For up-to-the-minute coverage on CBS's broadcast featuring likely forged documents, you'll have to go elsewhere. I'll just mention the Dallas Morning News's most recent investigation, where they found that Killian's secretary (now 86 years old) thinks that the documents bear all the signs of forgery:
Marian Carr Knox, who worked from 1956 to 1979 at Ellington Air Force Base in Houston, said she prided herself on meticulous typing, and the memos first disclosed by CBS News last week were not her work.That's not all; she highlights many more inconsistencies relating to the documents.
“These are not real,” she told The Dallas Morning News after examining copies of the disputed memos for the first time. “They’re not what I typed, and I would have typed them for him.”

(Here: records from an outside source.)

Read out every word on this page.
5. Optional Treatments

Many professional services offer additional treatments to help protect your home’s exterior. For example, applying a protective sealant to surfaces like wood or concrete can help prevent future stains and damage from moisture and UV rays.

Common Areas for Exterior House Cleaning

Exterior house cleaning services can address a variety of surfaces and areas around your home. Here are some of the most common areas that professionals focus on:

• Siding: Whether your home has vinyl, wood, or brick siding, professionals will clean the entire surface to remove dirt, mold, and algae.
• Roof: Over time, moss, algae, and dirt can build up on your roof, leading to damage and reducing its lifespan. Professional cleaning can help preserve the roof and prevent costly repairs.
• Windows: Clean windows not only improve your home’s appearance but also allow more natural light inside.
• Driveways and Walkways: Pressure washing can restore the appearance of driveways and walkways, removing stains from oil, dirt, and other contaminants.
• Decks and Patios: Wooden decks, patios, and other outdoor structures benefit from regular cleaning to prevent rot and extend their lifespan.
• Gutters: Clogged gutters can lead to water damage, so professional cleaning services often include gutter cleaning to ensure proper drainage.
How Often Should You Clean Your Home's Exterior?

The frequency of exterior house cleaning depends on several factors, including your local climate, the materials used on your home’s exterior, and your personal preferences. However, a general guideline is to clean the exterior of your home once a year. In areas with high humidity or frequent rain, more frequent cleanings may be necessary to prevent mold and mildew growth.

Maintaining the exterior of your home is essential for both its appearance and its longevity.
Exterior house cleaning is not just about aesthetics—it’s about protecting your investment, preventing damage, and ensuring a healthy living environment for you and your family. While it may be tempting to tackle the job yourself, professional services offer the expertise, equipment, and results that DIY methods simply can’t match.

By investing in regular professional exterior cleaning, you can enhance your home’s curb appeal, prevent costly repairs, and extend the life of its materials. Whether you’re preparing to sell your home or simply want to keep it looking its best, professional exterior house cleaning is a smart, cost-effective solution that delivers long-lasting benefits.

Mrs. Knox, 86, who spoke with precise recollection about dates, people and events, said she is not a supporter of Mr. Bush, who she deemed “unfit for office” and “selected, not elected.”
“I remember very vividly when Bush was there and all the yak-yak that was going on about it,” she said.
But, she said, telltale signs of forgery abounded in the four memos, which contained the supposed writings of her ex-boss, Lt. Col. Jerry Killian, who died in 1984.
She said the typeface on the documents did not match either of the two typewriters that she used during her time at the Guard. She identified those machines as a mechanical Olympia, which was replaced by an IBM Selectric in the early 1970s.